President’s Lodge, queen’s College, Cambridge

It was while studying at Cambridge that Alexander developed his theory of Pan-Africanism , which became his central belief for the advancement of the African race. He believed that all those of African descent in the Americas, West Indies and Africa should unite as one race; this racial solidarity would therefore—in theory—prevent slavery, discrimination and continued attacks on African people throughout the world. In 1853, Alexander moved to Liberia , a country founded as a colony for free black Americans, to preach his message. As a missionary for the American Episcopal Church he aimed to convert native Africans to Christianity and he encouraged ‘enlightened’ or Christianized ethnic Africans in the United States and the West Indies to go on a civilising mission to make the African continent Christian.
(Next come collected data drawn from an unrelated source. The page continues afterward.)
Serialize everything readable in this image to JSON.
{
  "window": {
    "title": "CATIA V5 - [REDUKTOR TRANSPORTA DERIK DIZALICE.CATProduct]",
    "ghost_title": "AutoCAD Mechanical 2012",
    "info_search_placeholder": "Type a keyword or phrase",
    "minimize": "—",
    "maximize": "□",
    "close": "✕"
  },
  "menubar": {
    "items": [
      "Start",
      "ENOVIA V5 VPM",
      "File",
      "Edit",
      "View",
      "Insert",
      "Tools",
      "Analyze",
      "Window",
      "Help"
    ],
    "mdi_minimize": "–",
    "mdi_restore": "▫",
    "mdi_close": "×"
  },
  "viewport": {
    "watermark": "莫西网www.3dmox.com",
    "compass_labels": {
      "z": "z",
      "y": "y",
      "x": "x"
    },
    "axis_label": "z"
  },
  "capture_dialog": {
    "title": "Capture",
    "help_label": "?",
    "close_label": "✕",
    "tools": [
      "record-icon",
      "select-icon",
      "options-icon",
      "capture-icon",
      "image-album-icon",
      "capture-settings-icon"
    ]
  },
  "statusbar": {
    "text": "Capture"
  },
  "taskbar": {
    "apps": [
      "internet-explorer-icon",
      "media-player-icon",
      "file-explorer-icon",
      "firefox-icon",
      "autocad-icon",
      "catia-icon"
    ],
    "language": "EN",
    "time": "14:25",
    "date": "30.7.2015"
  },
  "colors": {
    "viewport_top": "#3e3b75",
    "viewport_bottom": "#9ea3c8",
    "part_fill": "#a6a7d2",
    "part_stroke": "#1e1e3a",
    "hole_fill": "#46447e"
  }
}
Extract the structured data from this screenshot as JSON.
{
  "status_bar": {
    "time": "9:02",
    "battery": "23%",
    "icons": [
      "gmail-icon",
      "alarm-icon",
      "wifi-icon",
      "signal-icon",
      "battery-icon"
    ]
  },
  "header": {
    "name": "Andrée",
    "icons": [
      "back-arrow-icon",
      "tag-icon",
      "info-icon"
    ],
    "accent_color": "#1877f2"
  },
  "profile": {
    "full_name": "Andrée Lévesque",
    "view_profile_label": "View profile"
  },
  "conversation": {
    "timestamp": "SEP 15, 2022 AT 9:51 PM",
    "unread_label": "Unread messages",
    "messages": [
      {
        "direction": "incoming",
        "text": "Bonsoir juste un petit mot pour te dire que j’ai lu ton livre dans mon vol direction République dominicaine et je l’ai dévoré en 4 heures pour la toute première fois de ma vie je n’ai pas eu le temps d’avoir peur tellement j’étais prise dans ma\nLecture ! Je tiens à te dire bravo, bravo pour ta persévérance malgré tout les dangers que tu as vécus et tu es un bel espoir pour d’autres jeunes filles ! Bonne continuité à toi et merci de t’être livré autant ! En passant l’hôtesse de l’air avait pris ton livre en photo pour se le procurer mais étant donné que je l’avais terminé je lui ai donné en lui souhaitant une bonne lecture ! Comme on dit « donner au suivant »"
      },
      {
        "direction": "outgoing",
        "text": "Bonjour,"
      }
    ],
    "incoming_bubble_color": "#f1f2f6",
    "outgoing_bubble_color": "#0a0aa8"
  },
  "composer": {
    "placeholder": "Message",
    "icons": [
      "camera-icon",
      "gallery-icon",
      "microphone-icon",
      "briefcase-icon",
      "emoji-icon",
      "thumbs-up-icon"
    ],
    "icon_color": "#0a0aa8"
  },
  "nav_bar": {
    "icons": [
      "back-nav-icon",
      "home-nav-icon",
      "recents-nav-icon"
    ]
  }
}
Although he was highly successful as a preacher in Liberia, few American blacks were interested in his call to convert native Africans—they were more concerned with the struggle to obtain equal rights in their own country. Furthermore, the indigenous tribes in Liberia such as the Kru and Grebo had little time for African American missionaries who treated their own beliefs as inferior. Ultimately, Alexander’s dream of a united racial and Christian African identity never materialised and he returned to America in 1873. He never stopped working for a better world for black people and he spent the last years of his life founding an academy for African American scholars which opened in 1897. Alexander died a year later in 1898, aged seventy-nine. The great contradiction of Alexander Crummell’s life was that he was a passionate abolitionist and advocator for black rights, but also a supporter of the colonisation of Liberia and the—often forced—conversion of African natives by African Americans. However, he should be remembered for his influence on twentieth-century black nationalists and Pan-Africanists, including Marcus Garvey and W. E. B. Du Bois, whose ideas helped found the world we know today.